The “Swiss Statement”  is the Bible of sero-discordant relationships. Whilst it involved men/women in stable relationships, it has been used to validate sero-discordant relationships of all kinds. (And possibly misused to defend unprotected casual sex, too.) Of the 1763 couples involved in the study, only 1 new infection was recorded in the branch of people under treatment (27 in the other branch – not taking medication), at the very beginning of the retroviral therapy. As a result, the following statement was produced: «A HIV+ person with no other STD and following a successful retroviral treatment with undetectable viral load does not transmit the virus via sexual contact». (translated from the French)

Can I get an amen?

Anyway, what was I trying to answer here?

Oh, yes, is your (potential) partner HIV+?
Shit happens, keep reading.

Are they on medication?
At least they know their status. Unlike 25% of the HIV+ people in the UK who continue to have all sorts of sex, unaware of the risks. 

Are they undetectable?
Good on them. Are you heterosexual (or homosexual, many experts would add), with no other STD? You can breathe!

Are you using condoms anyway?
Yes, you can DEFINITELY relax. The odds are on your side. (The Swiss Statement does not suggest dropping condoms.)


So what if they aren’t undetectable? Yes, what if?
What if you got run over by a car on the way to work?
What if your date tonight had 5 other girls on the go, 3 of which had herpes?
What if… 

I guess, don’t have sex, you might get a STD. Oh and don’t live your life, you might die.

Being undetectable is less risky than having a high viral load, by definition. But it’s not the holy grail that all are in a position to attain. That’s what condoms are for. Provided you don’t re-enact Twilight or Saw, you’re most likely than not to be fine.

If the links above don’t convince you, I’ll just throw in my own story. Since my diagnosis in 2010, I have been long-term dating 2 people, for an combined duration of 18 months. During the first 6 months, I was not even aware that I had HIV. We had sex very regularly. Fluids were involved, no protection was worn for oral sex, condoms were always used for anal sex.

Despite the many occasions they could have been infected, they did not. My story is, obviously, just that. It’s not research, it proves nothing, except that it can be done. If you are sensible, look after yourself and your partner(s), HIV transmission is not automatic. Not all forms of sex pose a risk. Not all risk are a definite danger.

Is it wrong to not date someone because of HIV?

No. It still isn’t. Do whatever you have to do.
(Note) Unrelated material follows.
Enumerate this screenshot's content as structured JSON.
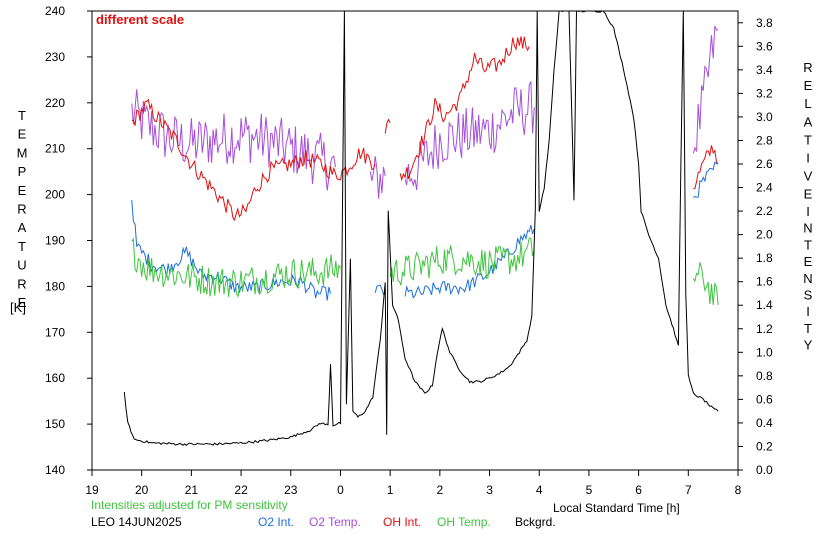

What is wrong, maybe, is not to know truths from fictions; perpetuated by others. Laziness of the mind is wrong.

But if you’ve made it to this stage, you have demonstrated that you can seek, analyse, explore and use what science knows on the subject so far.
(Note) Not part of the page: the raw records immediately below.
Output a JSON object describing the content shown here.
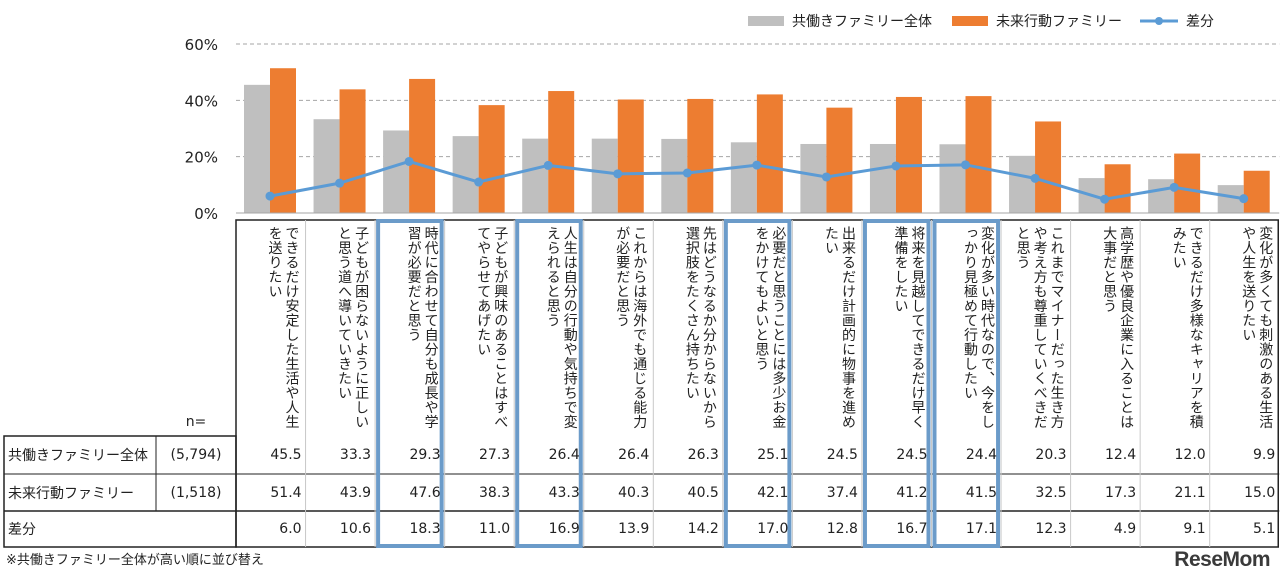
{
  "chart_data": {
    "type": "bar",
    "ylim": [
      0,
      60
    ],
    "yticks": [
      "0%",
      "20%",
      "40%",
      "60%"
    ],
    "grid": true,
    "legend_placement": "top-right",
    "categories": [
      "できるだけ安定した生活や人生を送りたい",
      "子どもが困らないように正しいと思う道へ導いていきたい",
      "時代に合わせて自分も成長や学習が必要だと思う",
      "子どもが興味のあることはすべてやらせてあげたい",
      "人生は自分の行動や気持ちで変えられると思う",
      "これからは海外でも通じる能力が必要だと思う",
      "先はどうなるか分からないから選択肢をたくさん持ちたい",
      "必要だと思うことには多少お金をかけてもよいと思う",
      "出来るだけ計画的に物事を進めたい",
      "将来を見越してできるだけ早く準備をしたい",
      "変化が多い時代なので、今をしっかり見極めて行動したい",
      "これまでマイナーだった生き方や考え方も尊重していくべきだと思う",
      "高学歴や優良企業に入ることは大事だと思う",
      "できるだけ多様なキャリアを積みたい",
      "変化が多くても刺激のある生活や人生を送りたい"
    ],
    "series": [
      {
        "name": "共働きファミリー全体",
        "kind": "bar",
        "color": "#bfbfbf",
        "n": "(5,794)",
        "values": [
          "45.5",
          "33.3",
          "29.3",
          "27.3",
          "26.4",
          "26.4",
          "26.3",
          "25.1",
          "24.5",
          "24.5",
          "24.4",
          "20.3",
          "12.4",
          "12.0",
          "9.9"
        ]
      },
      {
        "name": "未来行動ファミリー",
        "kind": "bar",
        "color": "#ed7d31",
        "n": "(1,518)",
        "values": [
          "51.4",
          "43.9",
          "47.6",
          "38.3",
          "43.3",
          "40.3",
          "40.5",
          "42.1",
          "37.4",
          "41.2",
          "41.5",
          "32.5",
          "17.3",
          "21.1",
          "15.0"
        ]
      },
      {
        "name": "差分",
        "kind": "line",
        "color": "#5b9bd5",
        "values": [
          "6.0",
          "10.6",
          "18.3",
          "11.0",
          "16.9",
          "13.9",
          "14.2",
          "17.0",
          "12.8",
          "16.7",
          "17.1",
          "12.3",
          "4.9",
          "9.1",
          "5.1"
        ]
      }
    ],
    "highlighted_categories": [
      2,
      4,
      7,
      9,
      10
    ],
    "highlight_color": "#6b9bc9"
  },
  "table": {
    "n_label": "n="
  },
  "footnote": "※共働きファミリー全体が高い順に並び替え",
  "logo": "ReseMom"
}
You can date someone with HIV and remain healthy. For life. You can have a child with that person without being infected or your child being HIV+. Or don’t. They may well be better off if all you worry about is your own self.

Chill, just kidding… Or am I? Time to think about what you want in life and whether what someone happens to carry in their blood would affect that. Or not…
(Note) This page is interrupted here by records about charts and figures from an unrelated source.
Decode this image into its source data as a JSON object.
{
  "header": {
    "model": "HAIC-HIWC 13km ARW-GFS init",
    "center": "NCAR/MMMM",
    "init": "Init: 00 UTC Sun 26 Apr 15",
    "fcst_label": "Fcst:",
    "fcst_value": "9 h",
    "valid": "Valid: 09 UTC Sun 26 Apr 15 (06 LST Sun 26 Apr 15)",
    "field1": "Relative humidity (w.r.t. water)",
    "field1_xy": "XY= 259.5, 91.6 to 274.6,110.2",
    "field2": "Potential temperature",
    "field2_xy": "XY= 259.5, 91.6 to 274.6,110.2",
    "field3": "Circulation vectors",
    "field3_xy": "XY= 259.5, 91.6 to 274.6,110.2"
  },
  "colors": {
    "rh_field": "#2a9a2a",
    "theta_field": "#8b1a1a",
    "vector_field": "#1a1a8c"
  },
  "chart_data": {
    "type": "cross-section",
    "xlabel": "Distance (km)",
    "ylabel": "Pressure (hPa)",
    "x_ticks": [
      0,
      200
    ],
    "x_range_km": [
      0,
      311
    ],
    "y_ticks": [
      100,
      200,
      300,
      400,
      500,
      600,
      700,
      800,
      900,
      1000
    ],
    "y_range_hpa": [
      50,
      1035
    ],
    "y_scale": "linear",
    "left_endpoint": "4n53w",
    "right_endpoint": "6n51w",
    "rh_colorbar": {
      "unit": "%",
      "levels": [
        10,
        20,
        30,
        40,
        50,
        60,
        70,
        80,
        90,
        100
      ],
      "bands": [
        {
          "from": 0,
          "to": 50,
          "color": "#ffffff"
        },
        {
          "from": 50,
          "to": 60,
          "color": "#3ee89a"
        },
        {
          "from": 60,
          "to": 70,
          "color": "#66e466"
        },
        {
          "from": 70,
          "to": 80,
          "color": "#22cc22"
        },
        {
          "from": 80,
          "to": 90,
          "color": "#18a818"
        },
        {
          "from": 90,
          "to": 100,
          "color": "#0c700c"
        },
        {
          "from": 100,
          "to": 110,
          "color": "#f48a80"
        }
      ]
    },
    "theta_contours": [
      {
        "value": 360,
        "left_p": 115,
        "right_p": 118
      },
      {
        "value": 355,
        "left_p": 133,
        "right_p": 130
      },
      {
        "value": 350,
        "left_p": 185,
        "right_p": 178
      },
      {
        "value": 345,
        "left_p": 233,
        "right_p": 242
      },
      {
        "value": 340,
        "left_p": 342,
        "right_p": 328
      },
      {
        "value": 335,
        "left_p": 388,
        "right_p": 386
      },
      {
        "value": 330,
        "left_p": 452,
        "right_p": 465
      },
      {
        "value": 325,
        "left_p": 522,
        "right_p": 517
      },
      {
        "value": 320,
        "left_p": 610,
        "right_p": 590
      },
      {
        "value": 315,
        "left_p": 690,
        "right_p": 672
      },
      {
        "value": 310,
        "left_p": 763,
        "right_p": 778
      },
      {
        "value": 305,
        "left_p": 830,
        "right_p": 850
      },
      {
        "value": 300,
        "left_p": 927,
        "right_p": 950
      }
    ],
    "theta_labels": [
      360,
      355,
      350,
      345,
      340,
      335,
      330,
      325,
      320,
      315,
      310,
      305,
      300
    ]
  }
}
PS: in this web of facts and figures, if I have misread anything or misinterpreted, please feel free to comment and I shall update accordingly.

2 thoughts on “Is it wrong to not date someone with HIV?

  1. Andrea
    January 6, 2017 at 6:59 pm


    So my 17 year-old younger sister is dating an HIV+ not. This is her first boyfriend. When she told me, my heart dropped into my stomach. I kept a straight face and listened to everything and tried not to freak out. She told me that she was taking preventative meds and they use condoms. While still fearful, I was still very proud and impressed of how responsible she was being! And so I started researching things and found your article. I just want to say thank you for the research and for telling your story, and especially for dispelling ignorance.